In this study, a comprehensive analysis of mRNA expression profile data based on Illumina PE150 sequencing of high and low MFP BMECs was performed by WGCNA, resulting in three modules (violet, yellow and darkolivegreen) that were significantly associated with MFP. After enrichment analysis, a total of 5 candidate DEs related to lipid metabolism were screened out, namely PI4K2A, SLC16A1, ATP8A2, VEGFD and ID1. Among them, PI4K2A is more likely to be involved in milk fat metabolism. The results of this study provide a new way to understand the function of genes in milk fat synthesis in dairy cows and it also provide a new perspective on the study of the lactation process in cattle.

Materials and methods

Ethics statement

Animal experiments were conducted in accordance with the Regulations for the Administration of Affairs Concerning Experimental Animals (Ministry of Science and Technology, China, 2004). It is authorized by the Animal Ethics Committee of Ningxia University (permit number NXUC20200619). The cattle used in the experiments was electric shocked before being released. Take tissue samples immediately, making all efforts to minimize its suffering. This work also conformed to the requirements of American Veterinary Medical Association (AVMA) Guidelines. This study is reported in accordance with the recommendations put forward by the ARRIVE guidelines.

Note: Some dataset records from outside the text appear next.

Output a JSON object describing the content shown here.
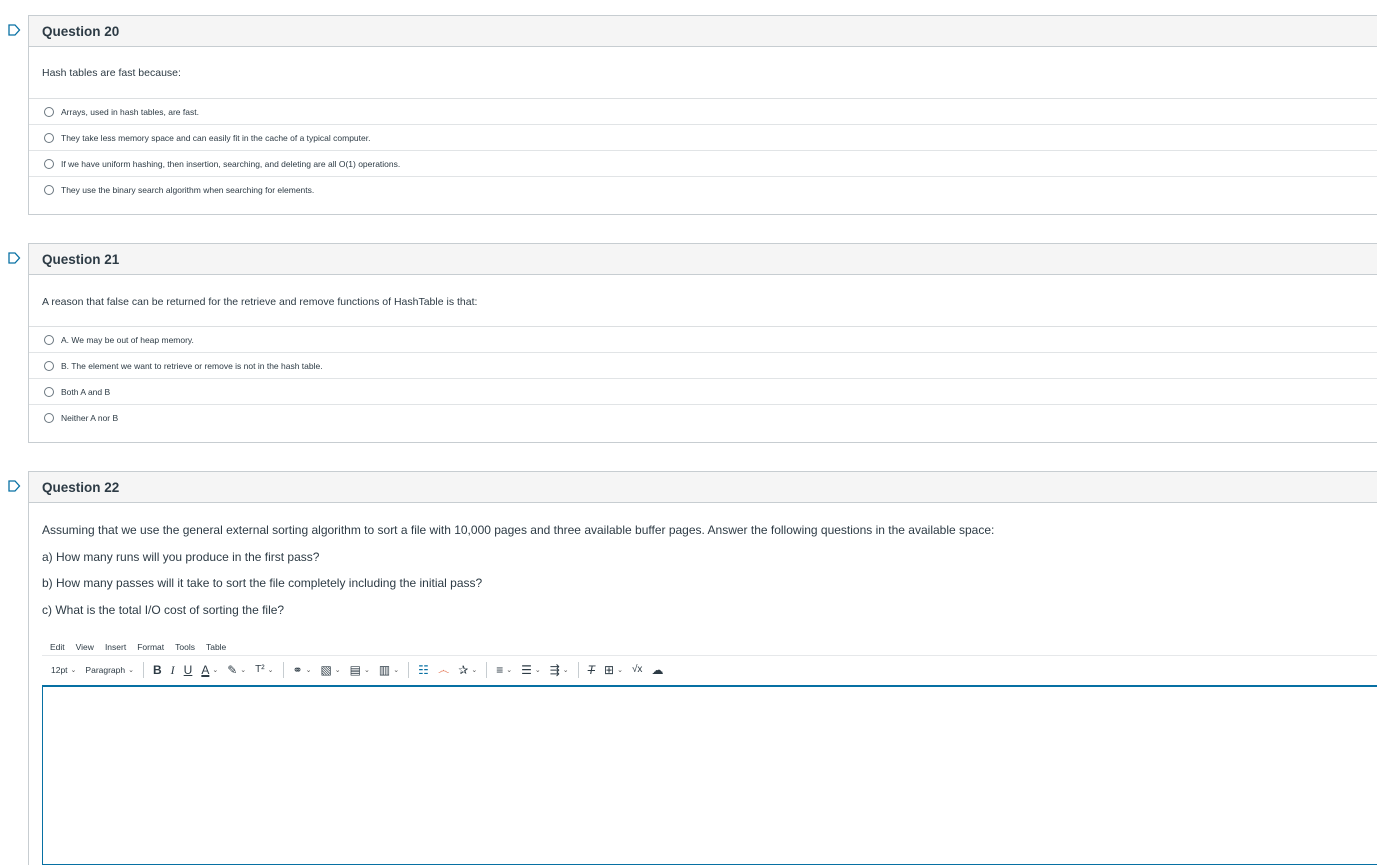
{
  "questions": [
    {
      "title": "Question 20",
      "text": "Hash tables are fast because:",
      "answers": [
        "Arrays, used in hash tables, are fast.",
        "They take less memory space and can easily fit in the cache of a typical computer.",
        "If we have uniform hashing, then insertion, searching, and deleting are all O(1) operations.",
        "They use the binary search algorithm when searching for elements."
      ]
    },
    {
      "title": "Question 21",
      "text": "A reason that false can be returned for the retrieve and remove functions of HashTable is that:",
      "answers": [
        "A. We may be out of heap memory.",
        "B. The element we want to retrieve or remove is not in the hash table.",
        "Both A and B",
        "Neither A nor B"
      ]
    },
    {
      "title": "Question 22",
      "paragraphs": [
        "Assuming that we use the general external sorting algorithm to sort a file with 10,000 pages and three available buffer pages.  Answer the following questions in the available space:",
        "a) How many runs will you produce in the first pass?",
        "b) How many passes will it take to sort the file completely including the initial pass?",
        "c) What is the total I/O cost of sorting the file?"
      ]
    }
  ],
  "editor": {
    "menu": [
      "Edit",
      "View",
      "Insert",
      "Format",
      "Tools",
      "Table"
    ],
    "font_size": "12pt",
    "block_format": "Paragraph",
    "bold": "B",
    "italic": "I",
    "underline": "U",
    "text_color": "A",
    "superscript": "T²"
  },
  "colors": {
    "header_bg": "#f5f5f5",
    "border": "#c7cdd1",
    "flag": "#0770a3",
    "text": "#2d3b45",
    "editor_focus": "#0770a3"
  },
  "icons": {
    "flag": "flag-icon",
    "radio": "radio-button-icon"
  }
}
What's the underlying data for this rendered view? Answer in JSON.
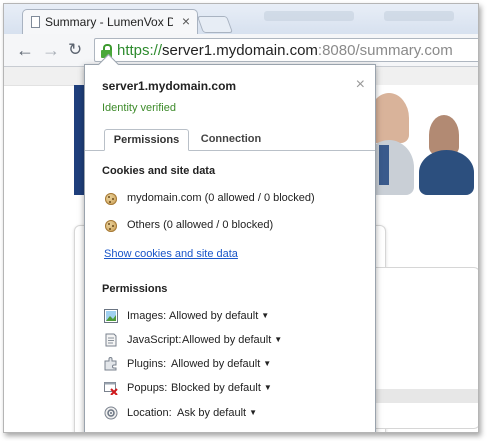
{
  "browser": {
    "tab_title": "Summary - LumenVox Da",
    "tab_close": "×",
    "url_scheme": "https://",
    "url_host": "server1.mydomain.com",
    "url_rest": ":8080/summary.com"
  },
  "popup": {
    "domain": "server1.mydomain.com",
    "close": "×",
    "identity": "Identity verified",
    "tabs": [
      "Permissions",
      "Connection"
    ],
    "cookies_title": "Cookies and site data",
    "cookies": [
      {
        "site": "mydomain.com",
        "counts": "(0 allowed / 0 blocked)"
      },
      {
        "site": "Others",
        "counts": "(0 allowed / 0 blocked)"
      }
    ],
    "show_cookies_link": "Show cookies and site data",
    "permissions_title": "Permissions",
    "permissions": [
      {
        "icon": "image-icon",
        "label": "Images:",
        "value": "Allowed by default"
      },
      {
        "icon": "javascript-icon",
        "label": "JavaScript:",
        "value": "Allowed by default"
      },
      {
        "icon": "plugin-icon",
        "label": "Plugins:",
        "value": "Allowed by default"
      },
      {
        "icon": "popup-blocked-icon",
        "label": "Popups:",
        "value": "Blocked by default"
      },
      {
        "icon": "location-icon",
        "label": "Location:",
        "value": "Ask by default"
      }
    ]
  },
  "colors": {
    "secure_green": "#2e8b2e",
    "link_blue": "#1a56c8",
    "banner_navy": "#1f3f7c"
  }
}
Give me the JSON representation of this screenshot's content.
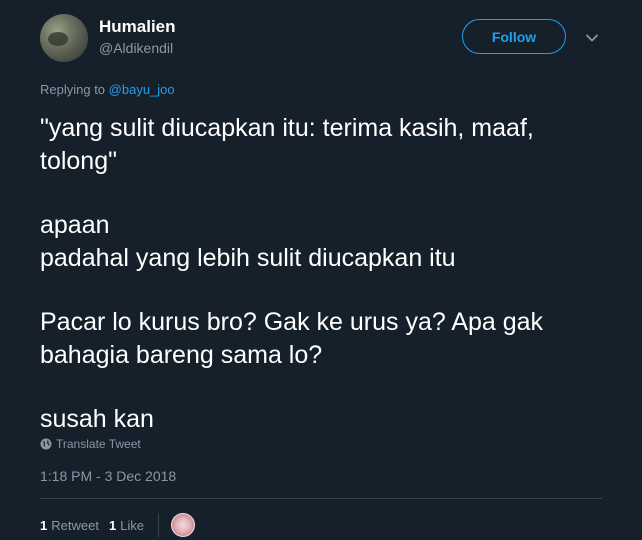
{
  "user": {
    "display_name": "Humalien",
    "handle": "@Aldikendil"
  },
  "follow_label": "Follow",
  "reply": {
    "prefix": "Replying to",
    "mention": "@bayu_joo"
  },
  "tweet": {
    "lines": [
      "\"yang sulit diucapkan itu: terima kasih, maaf, tolong\"",
      "apaan",
      "padahal yang lebih sulit diucapkan itu",
      "Pacar lo kurus bro? Gak ke urus ya? Apa gak bahagia bareng sama lo?",
      "susah kan"
    ]
  },
  "translate_label": "Translate Tweet",
  "timestamp": "1:18 PM - 3 Dec 2018",
  "stats": {
    "retweets_count": "1",
    "retweets_label": "Retweet",
    "likes_count": "1",
    "likes_label": "Like"
  },
  "colors": {
    "background": "#15202b",
    "accent": "#1da1f2",
    "secondary_text": "#8899a6"
  },
  "icons": {
    "caret": "chevron-down-icon",
    "translate": "globe-icon"
  }
}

Data source and preprocessing

The data of 14 543 mRNA expression profiles in this study were obtained from the results of Illumina PE150 sequencing of BMECs of high and low MFP cows in the previous study by our research group (Supplementary Table 5). Sequencing samples were obtained from the Maosheng pasture of He Lanshan in Ningxia state farm, where the test cows were fed the same balanced total mixed diet. A total of 245 Holstein cows of similar age and in the mid and late lactation were selected. Collect milk samples of each cow in the morning, at noon, and in the evening for dairy herd improvement (DHI). Screen 8 Holstein cows with somatic cell counts within 100,000/mL and extreme differences in MFP (Table 3). BMECs were isolated from fresh milk by aseptic collection[53], and the library construction and transcriptome sequencing were carried out by Beijing Nuohe Zhiyuan Biotechnology Co., Ltd.

Table 3

High and low MFP of Holstein cattle.

Item	Number	Age	Lactation days	MFP (%)	SCC (100,000/mL)
High-milk fat group	H_2098	29.81	186	4.82	5
	H_2046	30.57	189	4.54	2
	H_2226	28.56	160	4.74	9
	H_2190	28.89	157	4.88	5
Low-milk fat group	L_2034	30.57	187	2.60	6
	L_2037	30.5	175	2.81	5
	L_2170	30.43	189	2.85	8
	L_2137	29.41	150	2.84	7

Number the number of each cow, MFP milk fat percentage, SCC somatic cell count, age month age of cattle at the time of sampling.

A chain-specific library was constructed by removing ribosomal RNA. After passing the library inspection, Illumina PE150 sequencing was performed. After the original data is obtained, the reads with adapter, N (undetermined base information) ratio greater than 0.002, and low-quality bases with a read length of more than 50% are removed. After sequencing error rates (Q20 and Q30) and GC content distribution checks, clean reads for subsequent analysis were obtained. Hisat2 (http://ccb.jhu.edu/software/hisat2, version 2.1.0) software were used to compare and analyze the RNA sequencing (RNA-seq) data (the reference genome version is bos_taurus_Ensembl_97)[54].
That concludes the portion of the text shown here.